How Mobile Has Changed The Way We Sell and How Customers Buy
by Orrin Broberg, on Dec 17, 2013 4:40:29 PM
There was a time when clients possessed a great deal less information when seeking vendors. At one time, shops were sought based on their inclusion in a paper directory or their presence in a consumer's mind; based on adequate signage and location on major municipal transit routes. Clients would schedule an appointment for a product pitch or receive a cold call for a product demonstration. Appraisal of said offerings was spread by word-of-mouth and the recommendation of a colleague could make-or-break the effectiveness and frequency of sale efforts. For this reason, large companies with an established national reputation and sufficient presence in consumer minds would see activity and revenue in droves.
The portrait described would be virtually unrecognizable to today's customer. A search query makes available most, if not all, vendors in possession of a particular item or family of items in any designated geographic area or internationally. Clients can look at company websites and form perceptions based on design, helpfulness, and communicability. Reviews, usually from complete strangers, help guide purchases and attest, with more perceived credibility than advertising copy, to the quality and desirability of a product or service. In this world, mobile-enabled clients can send feedback rapidly, do research on the go, and lend credence to the quality of a business, all without second thought.
The Customer's Boon
In this way, mobile has completely changed the way customers purchase products. Prices are cross-checked against multiple vendors simultaneously. Reviews are consulted before sales pitches even occur. Smaller vendors have the chance to make an impression and generate revenue by having a respectable site and sterling reputation. Poor performance and quality are reprimanded as quickly as solid efforts are praised. The modern business owner is educated, informed, and ready to punish vendors willing to deliver a second-rate product.
Because of this, our relationship as vendors must change in step. With customer expectations through the roof, quality of both service and product must be top-notch to match. With rapid response to positive or negative efforts, businesses stand to lose or gain drastically based on performance. Failing to provide comprehensive product information and customer reviews leads to mistrust and decreased sales conversion.
The Business' Tool
Businesses have been forced to adapt their operating models to accommodate these changes. Customer service has expanded from a dedicated hotline to responses to review comments and social media questions on myriad channels. Companies have endeavored to raise their internal expectations to deliver better products and customer experiences. Web design has worked to better understand customer needs and design sites with these findings in mind.

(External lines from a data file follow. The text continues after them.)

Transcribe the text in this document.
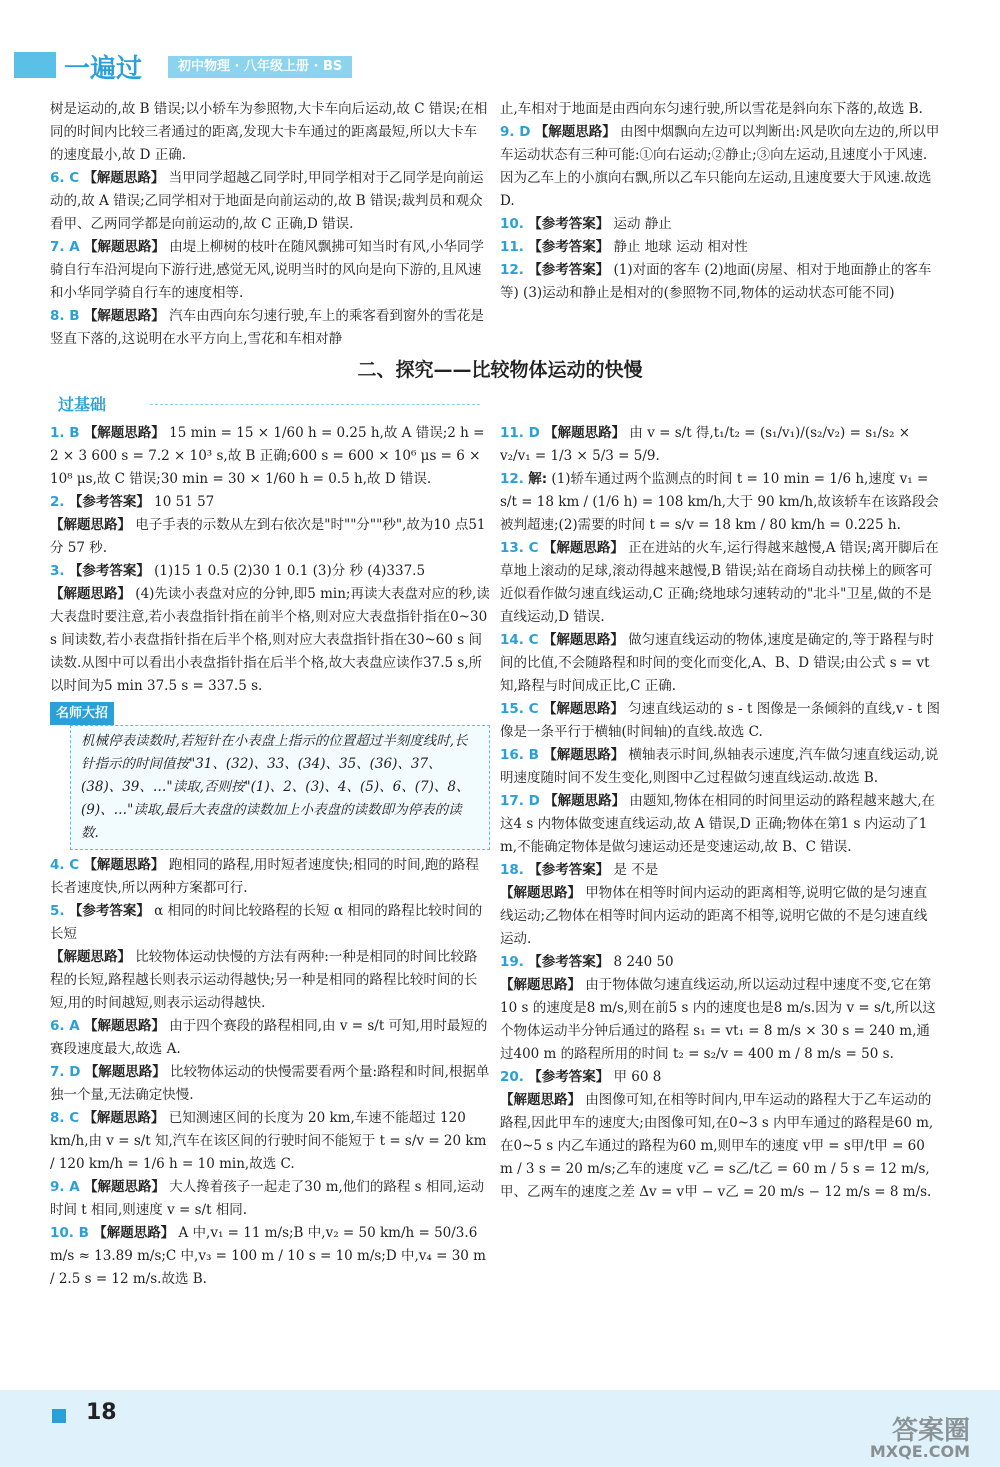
一遍过	初中物理 · 八年级上册 · BS

树是运动的,故 B 错误;以小轿车为参照物,大卡车向后运动,故 C 错误;在相同的时间内比较三者通过的距离,发现大卡车通过的距离最短,所以大卡车的速度最小,故 D 正确.

6. C 【解题思路】 当甲同学超越乙同学时,甲同学相对于乙同学是向前运动的,故 A 错误;乙同学相对于地面是向前运动的,故 B 错误;裁判员和观众看甲、乙两同学都是向前运动的,故 C 正确,D 错误.

7. A 【解题思路】 由堤上柳树的枝叶在随风飘拂可知当时有风,小华同学骑自行车沿河堤向下游行进,感觉无风,说明当时的风向是向下游的,且风速和小华同学骑自行车的速度相等.

8. B 【解题思路】 汽车由西向东匀速行驶,车上的乘客看到窗外的雪花是竖直下落的,这说明在水平方向上,雪花和车相对静

止,车相对于地面是由西向东匀速行驶,所以雪花是斜向东下落的,故选 B.

9. D 【解题思路】 由图中烟飘向左边可以判断出:风是吹向左边的,所以甲车运动状态有三种可能:①向右运动;②静止;③向左运动,且速度小于风速.因为乙车上的小旗向右飘,所以乙车只能向左运动,且速度要大于风速.故选 D.

10. 【参考答案】 运动 静止

11. 【参考答案】 静止 地球 运动 相对性

12. 【参考答案】 (1)对面的客车 (2)地面(房屋、相对于地面静止的客车等) (3)运动和静止是相对的(参照物不同,物体的运动状态可能不同)

二、探究——比较物体运动的快慢
过基础

1. B 【解题思路】 15 min = 15 × 1/60 h = 0.25 h,故 A 错误;2 h = 2 × 3 600 s = 7.2 × 10³ s,故 B 正确;600 s = 600 × 10⁶ μs = 6 × 10⁸ μs,故 C 错误;30 min = 30 × 1/60 h = 0.5 h,故 D 错误.

2. 【参考答案】 10 51 57

【解题思路】 电子手表的示数从左到右依次是"时""分""秒",故为10 点51 分 57 秒.

3. 【参考答案】 (1)15 1 0.5 (2)30 1 0.1 (3)分 秒 (4)337.5

【解题思路】 (4)先读小表盘对应的分钟,即5 min;再读大表盘对应的秒,读大表盘时要注意,若小表盘指针指在前半个格,则对应大表盘指针指在0~30 s 间读数,若小表盘指针指在后半个格,则对应大表盘指针指在30~60 s 间读数.从图中可以看出小表盘指针指在后半个格,故大表盘应读作37.5 s,所以时间为5 min 37.5 s = 337.5 s.

名师大招
机械停表读数时,若短针在小表盘上指示的位置超过半刻度线时,长针指示的时间值按"31、(32)、33、(34)、35、(36)、37、(38)、39、…"读取,否则按"(1)、2、(3)、4、(5)、6、(7)、8、(9)、…"读取,最后大表盘的读数加上小表盘的读数即为停表的读数.

4. C 【解题思路】 跑相同的路程,用时短者速度快;相同的时间,跑的路程长者速度快,所以两种方案都可行.

5. 【参考答案】 α 相同的时间比较路程的长短 α 相同的路程比较时间的长短

【解题思路】 比较物体运动快慢的方法有两种:一种是相同的时间比较路程的长短,路程越长则表示运动得越快;另一种是相同的路程比较时间的长短,用的时间越短,则表示运动得越快.

6. A 【解题思路】 由于四个赛段的路程相同,由 v = s/t 可知,用时最短的赛段速度最大,故选 A.

7. D 【解题思路】 比较物体运动的快慢需要看两个量:路程和时间,根据单独一个量,无法确定快慢.

8. C 【解题思路】 已知测速区间的长度为 20 km,车速不能超过 120 km/h,由 v = s/t 知,汽车在该区间的行驶时间不能短于 t = s/v = 20 km / 120 km/h = 1/6 h = 10 min,故选 C.

9. A 【解题思路】 大人搀着孩子一起走了30 m,他们的路程 s 相同,运动时间 t 相同,则速度 v = s/t 相同.

10. B 【解题思路】 A 中,v₁ = 11 m/s;B 中,v₂ = 50 km/h = 50/3.6 m/s ≈ 13.89 m/s;C 中,v₃ = 100 m / 10 s = 10 m/s;D 中,v₄ = 30 m / 2.5 s = 12 m/s.故选 B.

11. D 【解题思路】 由 v = s/t 得,t₁/t₂ = (s₁/v₁)/(s₂/v₂) = s₁/s₂ × v₂/v₁ = 1/3 × 5/3 = 5/9.

12. 解: (1)轿车通过两个监测点的时间 t = 10 min = 1/6 h,速度 v₁ = s/t = 18 km / (1/6 h) = 108 km/h,大于 90 km/h,故该轿车在该路段会被判超速;(2)需要的时间 t = s/v = 18 km / 80 km/h = 0.225 h.

13. C 【解题思路】 正在进站的火车,运行得越来越慢,A 错误;离开脚后在草地上滚动的足球,滚动得越来越慢,B 错误;站在商场自动扶梯上的顾客可近似看作做匀速直线运动,C 正确;绕地球匀速转动的"北斗"卫星,做的不是直线运动,D 错误.

14. C 【解题思路】 做匀速直线运动的物体,速度是确定的,等于路程与时间的比值,不会随路程和时间的变化而变化,A、B、D 错误;由公式 s = vt 知,路程与时间成正比,C 正确.

15. C 【解题思路】 匀速直线运动的 s - t 图像是一条倾斜的直线,v - t 图像是一条平行于横轴(时间轴)的直线.故选 C.

16. B 【解题思路】 横轴表示时间,纵轴表示速度,汽车做匀速直线运动,说明速度随时间不发生变化,则图中乙过程做匀速直线运动.故选 B.

17. D 【解题思路】 由题知,物体在相同的时间里运动的路程越来越大,在这4 s 内物体做变速直线运动,故 A 错误,D 正确;物体在第1 s 内运动了1 m,不能确定物体是做匀速运动还是变速运动,故 B、C 错误.

18. 【参考答案】 是 不是

【解题思路】 甲物体在相等时间内运动的距离相等,说明它做的是匀速直线运动;乙物体在相等时间内运动的距离不相等,说明它做的不是匀速直线运动.

19. 【参考答案】 8 240 50

【解题思路】 由于物体做匀速直线运动,所以运动过程中速度不变,它在第10 s 的速度是8 m/s,则在前5 s 内的速度也是8 m/s.因为 v = s/t,所以这个物体运动半分钟后通过的路程 s₁ = vt₁ = 8 m/s × 30 s = 240 m,通过400 m 的路程所用的时间 t₂ = s₂/v = 400 m / 8 m/s = 50 s.

20. 【参考答案】 甲 60 8

【解题思路】 由图像可知,在相等时间内,甲车运动的路程大于乙车运动的路程,因此甲车的速度大;由图像可知,在0~3 s 内甲车通过的路程是60 m,在0~5 s 内乙车通过的路程为60 m,则甲车的速度 v甲 = s甲/t甲 = 60 m / 3 s = 20 m/s;乙车的速度 v乙 = s乙/t乙 = 60 m / 5 s = 12 m/s,甲、乙两车的速度之差 Δv = v甲 − v乙 = 20 m/s − 12 m/s = 8 m/s.

18
答案圈
MXQE.COM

The tools we use have changed dramatically. Members of sales teams can dynamically and intelligently collaborate with one another in order to maximize efficiency. Sales pitches can be crafted with the individual business in mind instead of throwing best-chance presentations at potential clients. Follow-up can happen in an instant with mobile communications capabilities, keeping the pitch and product omnipresent in a customer's mind. Finally, analytics, accessible on mobile, can be used to guide efforts and travel. This foundation of tools, data, and accessibility has made sales more personal and more effective in the process.
And ultimately, this is how mobile has changed the sales process: clients demand more personalized service and businesses can deliver it. Through a duality of solutions, products and services are made more available to clients with available channels for feedback, which are read, analyzed, and converted into action by savvy salespeople. Mobile has made the conversation more intimate and provided the means necessary to fulfill the expectations and goals of both parties.
And while little is understood about the future of mobile commercial technology, it is unlikely that this continued personalization will slow. Better feedback mechanisms, tracking technology, and communication will continue to heighten customer standards while opening opportunities for criticism and, thusly, improvement by businesses. The age of information has profound implications for the democratization of commerce, and the evidence of this is in our pockets every day.